The changes were needed to build a competitive future for the division, Karl Koehler, head of Tata Steel’s European operations, said on Tuesday. “Steel demand and prices are likely to be under pressure for some years.” He also pointed to the high cost of manufacturing in the UK vis-à-vis the rest of Europe.
“Our business rates in the UK are much higher than other EU countries,” said Koehler, referring to the tax on business properties, which a number of UK business lobby groups have been seeking to reform.
“Our UK energy costs will remain uncompetitive until new mitigation measures come into effect,” he added. The British Government included a number of measures in the March Budget to provide the energy-intensive industry with relief of around £7 billion. These include capping the carbon floor price, a tax on energy usage. Most measures come into effect in 2016.
The job cuts reflect the challenges facing the European steel industry, despite the gradual economic recovery. While demand has been mostly recovering, it remains far from pre-2007 levels. And, costs, particularly of energy , have risen rapidly.
The World Steel Association forecasts European steel use will rise 3.1 per cent in 2014. Tata Steel has, over the past two years, invested around £250 million in its strip products business in Port Talbot and Llanwern in South Wales.
This division produces steel for sectors ranging from automotive and construction to consumer appliances. The company has introduced a number of new, high value-added products, and invested in its Llanwern plant to enable increased production of high-value automotive steels.
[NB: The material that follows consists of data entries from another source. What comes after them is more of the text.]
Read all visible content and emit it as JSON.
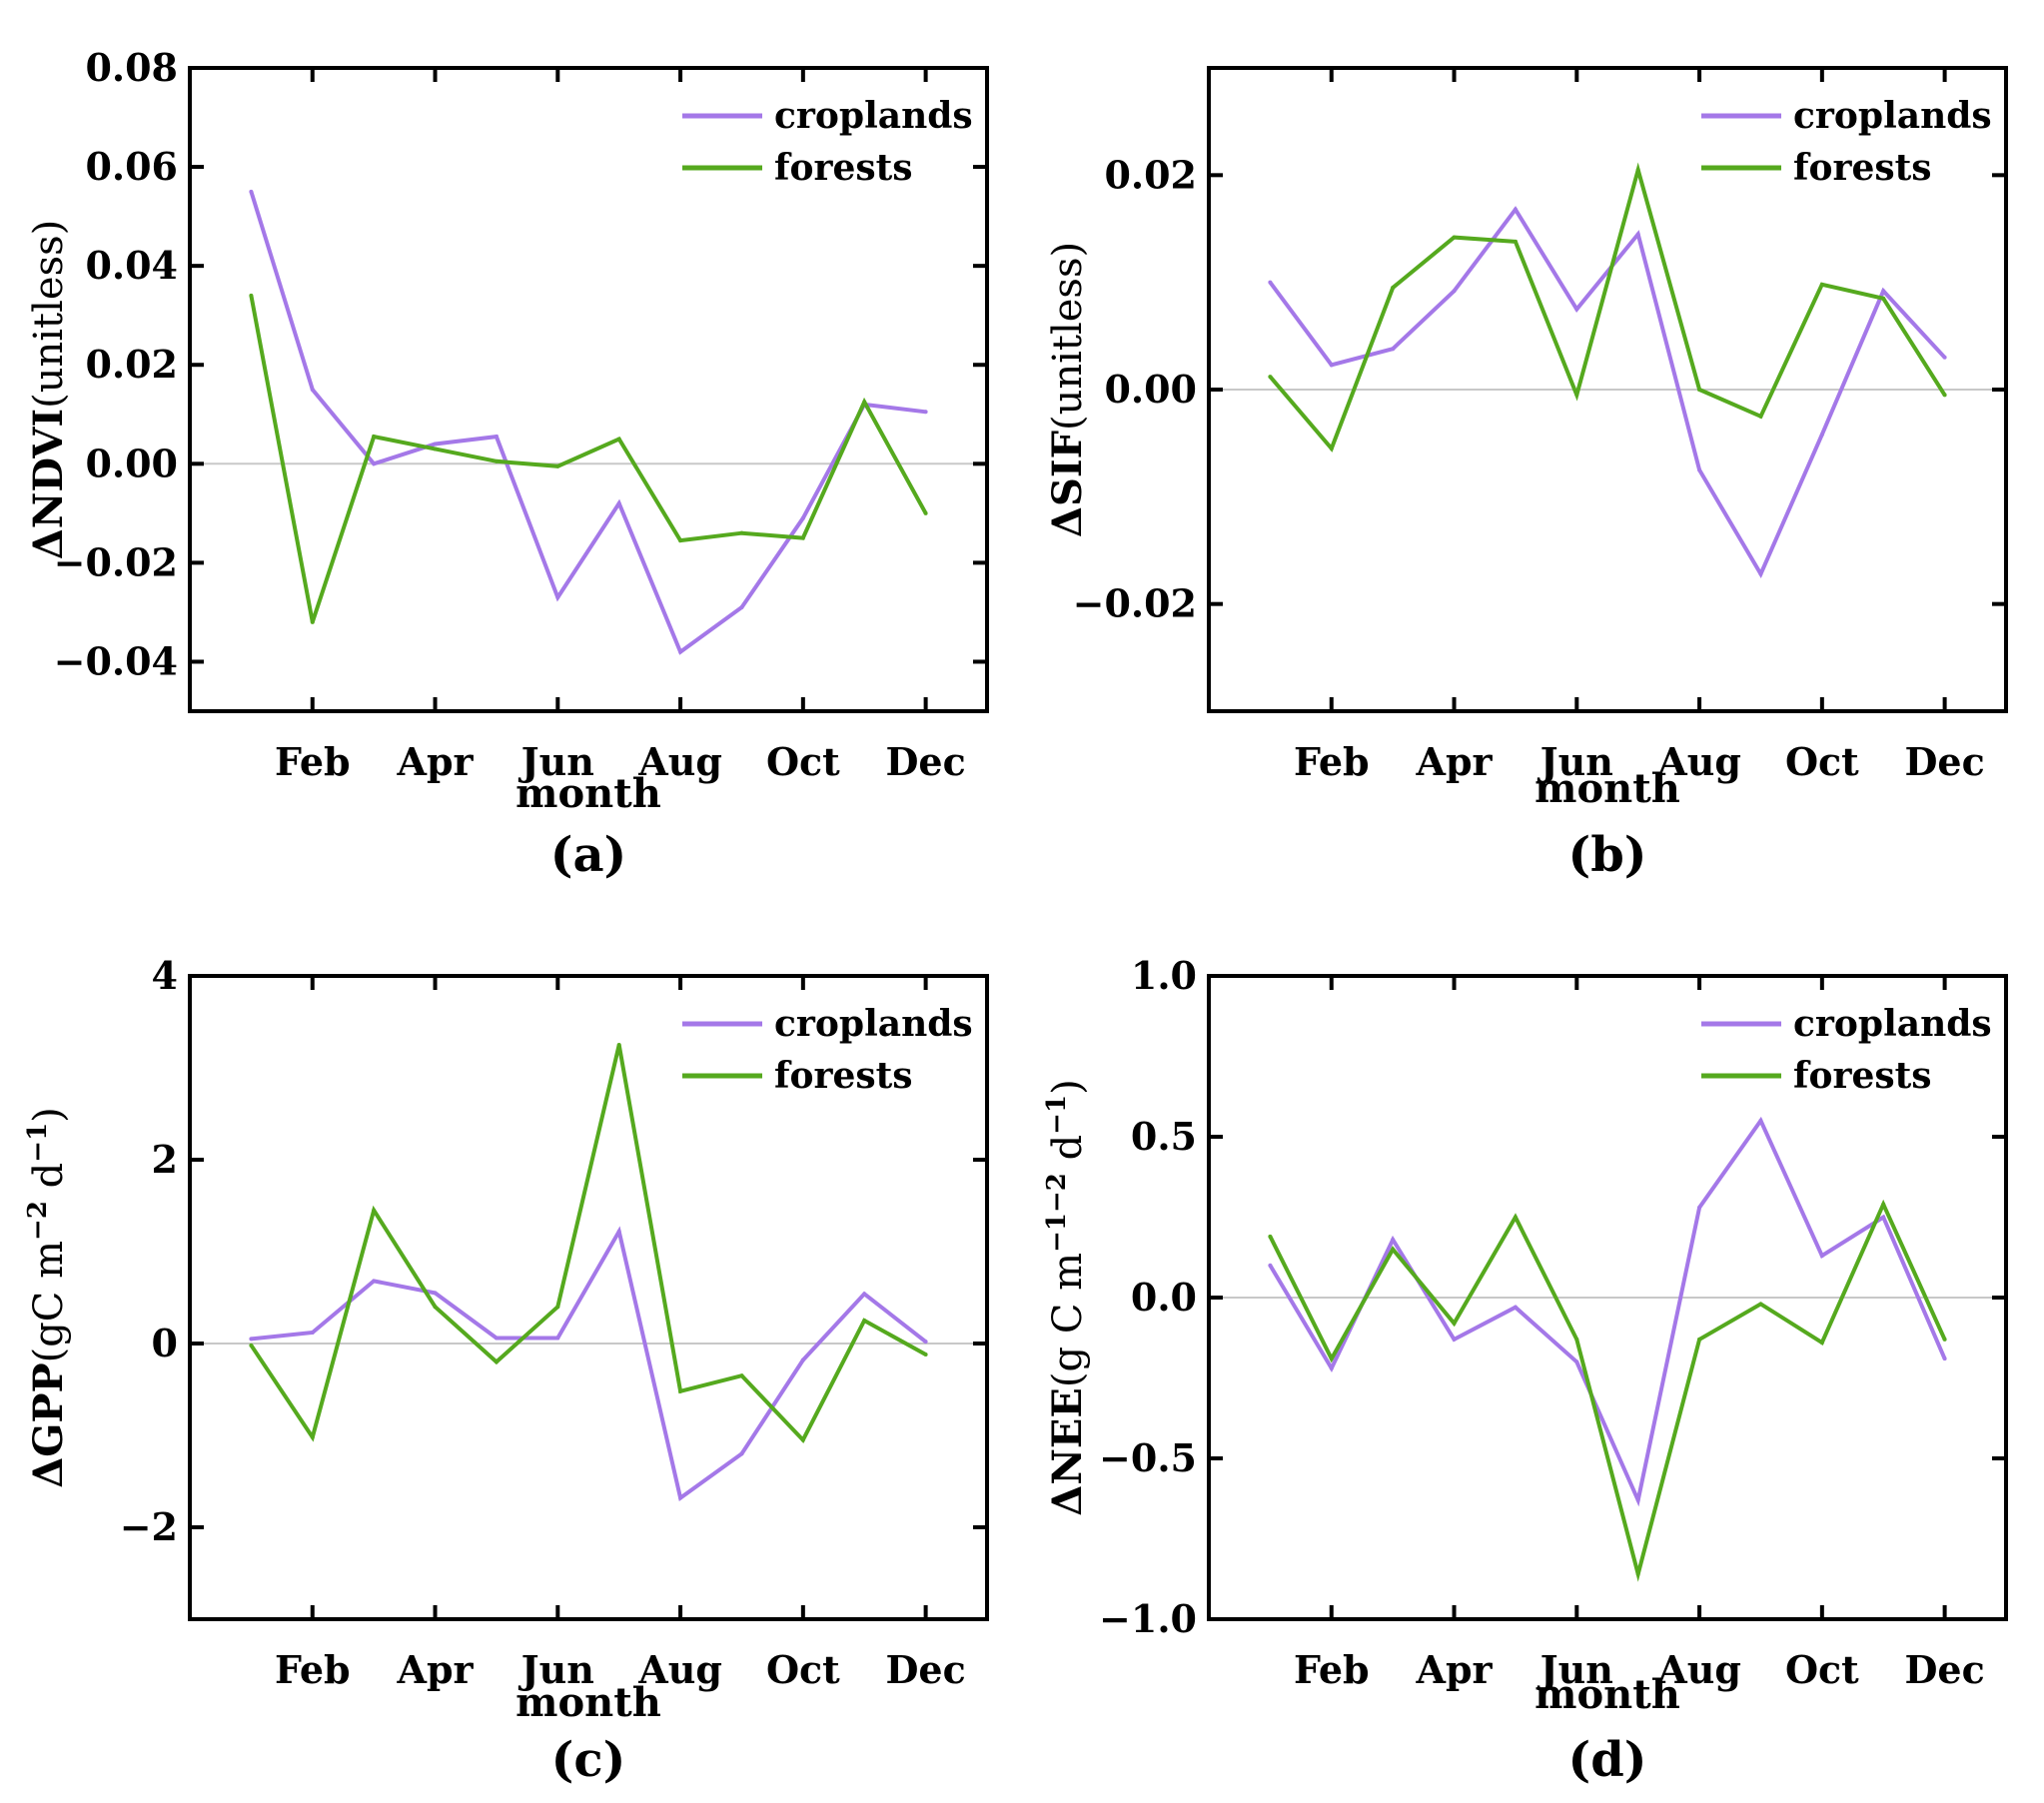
{
  "colors": {
    "croplands": "#a478e8",
    "forests": "#55a91e",
    "zero_line": "#c8c8c8",
    "axis": "#000000"
  },
  "chart_data": [
    {
      "id": "a",
      "type": "line",
      "panel_label": "(a)",
      "xlabel": "month",
      "ylabel": {
        "delta": "Δ",
        "main": "NDVI",
        "rest": "(unitless)"
      },
      "x": [
        1,
        2,
        3,
        4,
        5,
        6,
        7,
        8,
        9,
        10,
        11,
        12
      ],
      "xlim": [
        0,
        13
      ],
      "xticks": [
        {
          "value": 2,
          "label": "Feb"
        },
        {
          "value": 4,
          "label": "Apr"
        },
        {
          "value": 6,
          "label": "Jun"
        },
        {
          "value": 8,
          "label": "Aug"
        },
        {
          "value": 10,
          "label": "Oct"
        },
        {
          "value": 12,
          "label": "Dec"
        }
      ],
      "ylim": [
        -0.05,
        0.08
      ],
      "yticks": [
        {
          "value": 0.08,
          "label": "0.08"
        },
        {
          "value": 0.06,
          "label": "0.06"
        },
        {
          "value": 0.04,
          "label": "0.04"
        },
        {
          "value": 0.02,
          "label": "0.02"
        },
        {
          "value": 0.0,
          "label": "0.00"
        },
        {
          "value": -0.02,
          "label": "−0.02"
        },
        {
          "value": -0.04,
          "label": "−0.04"
        }
      ],
      "legend": {
        "position": "top-right"
      },
      "series": [
        {
          "name": "croplands",
          "values": [
            0.055,
            0.015,
            0.0,
            0.004,
            0.0055,
            -0.027,
            -0.008,
            -0.038,
            -0.029,
            -0.011,
            0.012,
            0.0105
          ]
        },
        {
          "name": "forests",
          "values": [
            0.034,
            -0.032,
            0.0055,
            0.003,
            0.0005,
            -0.0005,
            0.005,
            -0.0155,
            -0.014,
            -0.015,
            0.0125,
            -0.01
          ]
        }
      ]
    },
    {
      "id": "b",
      "type": "line",
      "panel_label": "(b)",
      "xlabel": "month",
      "ylabel": {
        "delta": "Δ",
        "main": "SIF",
        "rest": "(unitless)"
      },
      "x": [
        1,
        2,
        3,
        4,
        5,
        6,
        7,
        8,
        9,
        10,
        11,
        12
      ],
      "xlim": [
        0,
        13
      ],
      "xticks": [
        {
          "value": 2,
          "label": "Feb"
        },
        {
          "value": 4,
          "label": "Apr"
        },
        {
          "value": 6,
          "label": "Jun"
        },
        {
          "value": 8,
          "label": "Aug"
        },
        {
          "value": 10,
          "label": "Oct"
        },
        {
          "value": 12,
          "label": "Dec"
        }
      ],
      "ylim": [
        -0.03,
        0.03
      ],
      "yticks": [
        {
          "value": 0.02,
          "label": "0.02"
        },
        {
          "value": 0.0,
          "label": "0.00"
        },
        {
          "value": -0.02,
          "label": "−0.02"
        }
      ],
      "legend": {
        "position": "top-right"
      },
      "series": [
        {
          "name": "croplands",
          "values": [
            0.01,
            0.0023,
            0.0038,
            0.0092,
            0.0168,
            0.0075,
            0.0145,
            -0.0075,
            -0.0172,
            -0.0042,
            0.0092,
            0.003
          ]
        },
        {
          "name": "forests",
          "values": [
            0.0012,
            -0.0055,
            0.0095,
            0.0142,
            0.0138,
            -0.0005,
            0.0205,
            0.0,
            -0.0025,
            0.0098,
            0.0085,
            -0.0005
          ]
        }
      ]
    },
    {
      "id": "c",
      "type": "line",
      "panel_label": "(c)",
      "xlabel": "month",
      "ylabel": {
        "delta": "Δ",
        "main": "GPP",
        "rest": "(gC m",
        "sup1": "−2",
        "mid": " d",
        "sup2": "−1",
        "end": ")"
      },
      "x": [
        1,
        2,
        3,
        4,
        5,
        6,
        7,
        8,
        9,
        10,
        11,
        12
      ],
      "xlim": [
        0,
        13
      ],
      "xticks": [
        {
          "value": 2,
          "label": "Feb"
        },
        {
          "value": 4,
          "label": "Apr"
        },
        {
          "value": 6,
          "label": "Jun"
        },
        {
          "value": 8,
          "label": "Aug"
        },
        {
          "value": 10,
          "label": "Oct"
        },
        {
          "value": 12,
          "label": "Dec"
        }
      ],
      "ylim": [
        -3,
        4
      ],
      "yticks": [
        {
          "value": 4,
          "label": "4"
        },
        {
          "value": 2,
          "label": "2"
        },
        {
          "value": 0,
          "label": "0"
        },
        {
          "value": -2,
          "label": "−2"
        }
      ],
      "legend": {
        "position": "top-right"
      },
      "series": [
        {
          "name": "croplands",
          "values": [
            0.05,
            0.12,
            0.68,
            0.55,
            0.06,
            0.06,
            1.22,
            -1.68,
            -1.2,
            -0.18,
            0.54,
            0.02
          ]
        },
        {
          "name": "forests",
          "values": [
            -0.02,
            -1.02,
            1.45,
            0.4,
            -0.2,
            0.4,
            3.25,
            -0.52,
            -0.35,
            -1.05,
            0.25,
            -0.12
          ]
        }
      ]
    },
    {
      "id": "d",
      "type": "line",
      "panel_label": "(d)",
      "xlabel": "month",
      "ylabel": {
        "delta": "Δ",
        "main": "NEE",
        "rest": "(g C m",
        "sup1": "−1−2",
        "mid": " d",
        "sup2": "−1",
        "end": ")"
      },
      "x": [
        1,
        2,
        3,
        4,
        5,
        6,
        7,
        8,
        9,
        10,
        11,
        12
      ],
      "xlim": [
        0,
        13
      ],
      "xticks": [
        {
          "value": 2,
          "label": "Feb"
        },
        {
          "value": 4,
          "label": "Apr"
        },
        {
          "value": 6,
          "label": "Jun"
        },
        {
          "value": 8,
          "label": "Aug"
        },
        {
          "value": 10,
          "label": "Oct"
        },
        {
          "value": 12,
          "label": "Dec"
        }
      ],
      "ylim": [
        -1.0,
        1.0
      ],
      "yticks": [
        {
          "value": 1.0,
          "label": "1.0"
        },
        {
          "value": 0.5,
          "label": "0.5"
        },
        {
          "value": 0.0,
          "label": "0.0"
        },
        {
          "value": -0.5,
          "label": "−0.5"
        },
        {
          "value": -1.0,
          "label": "−1.0"
        }
      ],
      "legend": {
        "position": "top-right"
      },
      "series": [
        {
          "name": "croplands",
          "values": [
            0.1,
            -0.22,
            0.18,
            -0.13,
            -0.03,
            -0.2,
            -0.63,
            0.28,
            0.55,
            0.13,
            0.25,
            -0.19
          ]
        },
        {
          "name": "forests",
          "values": [
            0.19,
            -0.19,
            0.15,
            -0.08,
            0.25,
            -0.13,
            -0.86,
            -0.13,
            -0.02,
            -0.14,
            0.29,
            -0.13
          ]
        }
      ]
    }
  ]
}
“But we need to improve our competitiveness and flexibility in a tough marketplace to help us further develop a sustainable steel industry in Wales,” said Hridayeshwar Jha, Director of Strip Products, UK. The proposed restructuring will include a review of all manufacturing, engineering, technical and support functions, and would follow a 45-day consultation period.
Roy Rickhuss, Chair of the UK trade unions’ steel committee, said he recognised that the company was dealing with a long-term downturn in Europe, but expressed concern about possible under-manning within the affected division.
“It is vital that this is not just an exercise to reduce costs by cutting jobs, but takes a considered and objective view as to the numbers required to run and maintain the plant to make steel safely and productively.”